What might Springfield do to boost population growth?

In 1909 its Chamber of Commerce undertook a campaign to make Springfield “the largest city by all odds in the state outside Chicago.” Our best Babbits insisted that there was “no good reason why Springfield” (which then counted some 51,000 people) “shouldn’t become a city with a population of 100,000 within the next 10 years or even sooner.” In fact, the city’s population 10 years or so later, in 1920, was not even 60,000 people, which left it far from Illinois’ No. 2 city. We’ve had nearly a century to catch up, but Springfield today ranks not No. 2 but No. 6 in population, more than 30,000 people smaller than No. 5 Naperville, which in 1910 had 3,500 residents.

The “spring” in Springfield is from “hope springs eternal.” When this paper began publication in 1975, Springfield was again gripped by growth fever. The new university and continued expansion of state government were predicted to cause a modest population boom after a half-century of stagnation. In 1972, the editors of the old Illinois State Journal told readers that the city and county constitute “a growing economic community with virtual unlimited potential for the future.” In 1975, the Midwest Research Institute in Kansas City ranked the city among the nation’s top 30 “excellent” places to live, and the U.S. Department of Commerce predicted a 41.3 percent increase in population by 1990 – a rate nearly double that of the nation as a whole.

Catching up to Rockford is not my idea of unlimited potential, but Springfield in the 70s did look ready to boom; in the 1960s it had grown by 10 percent, more than five times faster than it had in the 1950s. But much of that was a result of annexation, which by the mid-1970s had gobbled up pretty much all there was to gobble. That predicted 41.3 percent increase in population turned out to be 15 percent, and rather than begin the 1990s with a population of 130,000, the capital city was home to only 105,000.

The unimpressive growth the city has seen over the past 30 years is expected to continue through 2040, if we’re lucky. The city of Springfield has two population problems. One is the loss of residents to nearby towns, driven mainly by school quality, about which the city can do very little. The other, more general, problem is the loss of residents to other states and Illinois counties – about which the city can do very little. Springfield can’t change state hiring levels. And the city can litter the area with industrial parks like McDonald’s wrappers on a windy day, but  as I mentioned in “Manufacturing crisis,” new factories won’t mean many new jobs. (Yes, Champaign-Urbana has an industrial park and it is buzzing, but that’s because that park is next to the U of I.)

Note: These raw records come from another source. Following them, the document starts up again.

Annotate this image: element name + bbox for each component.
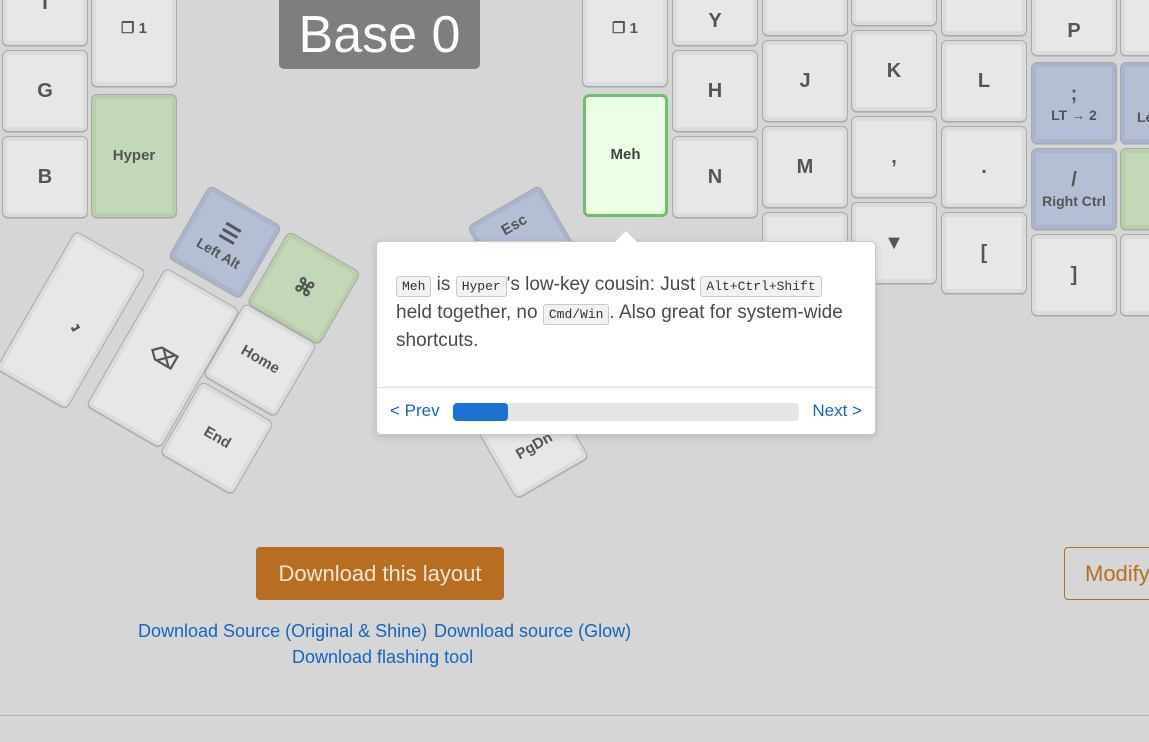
kbd-meh: Meh bbox=[396, 276, 432, 297]
download-layout-button[interactable]: Download this layout bbox=[256, 547, 504, 600]
popover-text: is bbox=[431, 274, 456, 295]
down-arrow-icon: ▼ bbox=[884, 232, 904, 254]
key-h[interactable]: H bbox=[672, 50, 758, 132]
kbd-cmd: Cmd/Win bbox=[542, 304, 610, 325]
tour-progress-fill bbox=[453, 403, 509, 421]
key-k[interactable]: K bbox=[851, 30, 937, 112]
key-semicolon[interactable]: ; LT → 2 bbox=[1031, 62, 1117, 144]
key-rbracket[interactable]: ] bbox=[1031, 234, 1117, 316]
key-label: J bbox=[799, 70, 811, 92]
popover-body: Meh is Hyper's low-key cousin: Just Alt+… bbox=[396, 272, 856, 354]
kbd-hyper: Hyper bbox=[455, 276, 507, 297]
key-sublabel: Le bbox=[1137, 108, 1149, 125]
divider bbox=[0, 715, 1149, 716]
key-far-right-top[interactable] bbox=[1120, 0, 1149, 56]
key-upper-j[interactable] bbox=[762, 0, 848, 36]
tour-popover: Meh is Hyper's low-key cousin: Just Alt+… bbox=[376, 231, 876, 436]
key-upper-k[interactable] bbox=[851, 0, 937, 26]
key-label: Meh bbox=[610, 146, 641, 164]
key-meh[interactable]: Meh bbox=[583, 94, 668, 217]
space-icon: ⎵ bbox=[62, 308, 80, 332]
key-label: B bbox=[37, 166, 53, 188]
key-hyper[interactable]: Hyper bbox=[91, 94, 177, 218]
key-b[interactable]: B bbox=[2, 136, 88, 218]
popover-text: held together, no bbox=[396, 302, 543, 323]
download-flashing-tool-link[interactable]: Download flashing tool bbox=[292, 647, 473, 668]
key-label: ❐ 1 bbox=[121, 20, 147, 37]
key-label: K bbox=[886, 60, 902, 82]
key-lbracket[interactable]: [ bbox=[941, 212, 1027, 294]
key-label: Y bbox=[708, 10, 722, 32]
key-label: End bbox=[200, 422, 234, 452]
window-icon: ❐ bbox=[612, 20, 626, 37]
key-far-right-layer[interactable]: Le bbox=[1120, 62, 1149, 144]
download-source-glow-link[interactable]: Download source (Glow) bbox=[434, 621, 631, 642]
key-label: T bbox=[38, 0, 52, 14]
key-label: . bbox=[981, 156, 987, 178]
key-label: ] bbox=[1070, 264, 1078, 286]
key-label: ❐ 1 bbox=[612, 20, 638, 37]
key-label: Esc bbox=[498, 210, 530, 239]
key-label: [ bbox=[980, 242, 988, 264]
key-j[interactable]: J bbox=[762, 40, 848, 122]
backspace-icon: ⌫ bbox=[145, 341, 181, 375]
modify-button[interactable]: Modify bbox=[1064, 547, 1149, 600]
key-p[interactable]: P bbox=[1031, 0, 1117, 56]
key-far-right-green[interactable] bbox=[1120, 148, 1149, 230]
kbd-combo: Alt+Ctrl+Shift bbox=[700, 276, 822, 297]
next-button[interactable]: Next > bbox=[812, 401, 862, 421]
popover-arrow bbox=[615, 231, 637, 242]
tour-progress-bar bbox=[453, 403, 799, 421]
key-label: / bbox=[1071, 168, 1077, 191]
key-n[interactable]: N bbox=[672, 136, 758, 218]
key-label: ; bbox=[1070, 82, 1078, 105]
key-label: P bbox=[1067, 20, 1081, 42]
key-upper-l[interactable] bbox=[941, 0, 1027, 36]
key-t[interactable]: T bbox=[2, 0, 88, 46]
prev-button[interactable]: < Prev bbox=[390, 401, 440, 421]
key-period[interactable]: . bbox=[941, 126, 1027, 208]
download-source-original-link[interactable]: Download Source (Original & Shine) bbox=[138, 621, 427, 642]
key-g[interactable]: G bbox=[2, 50, 88, 132]
layer-title: Base 0 bbox=[279, 0, 480, 69]
key-y[interactable]: Y bbox=[672, 0, 758, 46]
key-sublabel: LT → 2 bbox=[1051, 106, 1097, 123]
key-label: L bbox=[977, 70, 991, 92]
key-m[interactable]: M bbox=[762, 126, 848, 208]
key-label: M bbox=[796, 156, 814, 178]
key-l[interactable]: L bbox=[941, 40, 1027, 122]
key-label: N bbox=[707, 166, 723, 188]
cmd-icon: ⌘ bbox=[289, 273, 319, 303]
key-layer-1-right[interactable]: ❐ 1 bbox=[582, 0, 668, 87]
key-far-right-bottom[interactable] bbox=[1120, 234, 1149, 316]
link-separator: · bbox=[418, 624, 423, 640]
key-sublabel: Right Ctrl bbox=[1042, 192, 1106, 209]
key-label: G bbox=[37, 80, 53, 102]
key-label: Home bbox=[238, 341, 283, 378]
key-label: , bbox=[891, 146, 897, 168]
key-label: H bbox=[707, 80, 723, 102]
window-icon: ❐ bbox=[121, 20, 135, 37]
key-label: Hyper bbox=[112, 146, 156, 164]
popover-footer: < Prev Next > bbox=[377, 387, 875, 436]
key-slash[interactable]: / Right Ctrl bbox=[1031, 148, 1117, 230]
key-layer-1[interactable]: ❐ 1 bbox=[91, 0, 177, 87]
popover-text: 's low-key cousin: Just bbox=[506, 274, 701, 295]
key-comma[interactable]: , bbox=[851, 116, 937, 198]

But there is what the city can’t do, and there is what the city doesn't do because it doesn't know that it might. Back in 2009, urbanist Aaron Renn wrote about new kinds of economic development that don’t involve things that move on trucks. Pointing to New York City, he noted that there are good reasons why the deal-makers of the big banks and investment houses have to be in Manhattan. However, their back-office operations, where is done the essentially clerical work that cleans up the mess made by traders every day, don’t have to be there. That work can be outsourced to lower-cost cities that also offer workers affordable housing and better quality of life. And that’s what the finance industry has done, sending jobs to Florida, North Carolina, Delaware and the like.

Several kinds of work lend themselves to this separation of functions. One of them is the law. By “offshoring” prep work for big cases to branches in places outside the Loop, Renn argues, the big Chicago firms could tap a pool of lower-cost lawyers. “Chicago,” he wrote, “might be the only elite city in the country where you can get access to a far lower cost point just by going beyond the immediate metro area.”

Renn argues for Milwaukee and Indianapolis as bases for such operations, but might similar possibilities exist for Springfield lower on the food chain? The city has a white-collar workforce, many of whom at the moment haven’t much to do. It also offers some lifestyle advantages to young lawyers. including a quick drive home to a relatively cheap house. That would seem to make it a good place to open what amounts to legal back-office operations, linked with the state’s economic engine via genuinely high-speed public transportation and super-fast broadband. Springfield would have a bright future as, not a branch office, but a branch city.

Ah, but that would have required lobbying and development efforts that should have begun a decade ago at least. And that would have required – and aldermen, I hope you’re reading – hiring professionals who can keep the city alert to what people like Aaron Renn are thinking. By now, a different kind of future might loom; it would be nice if the city undertook to find out what it is.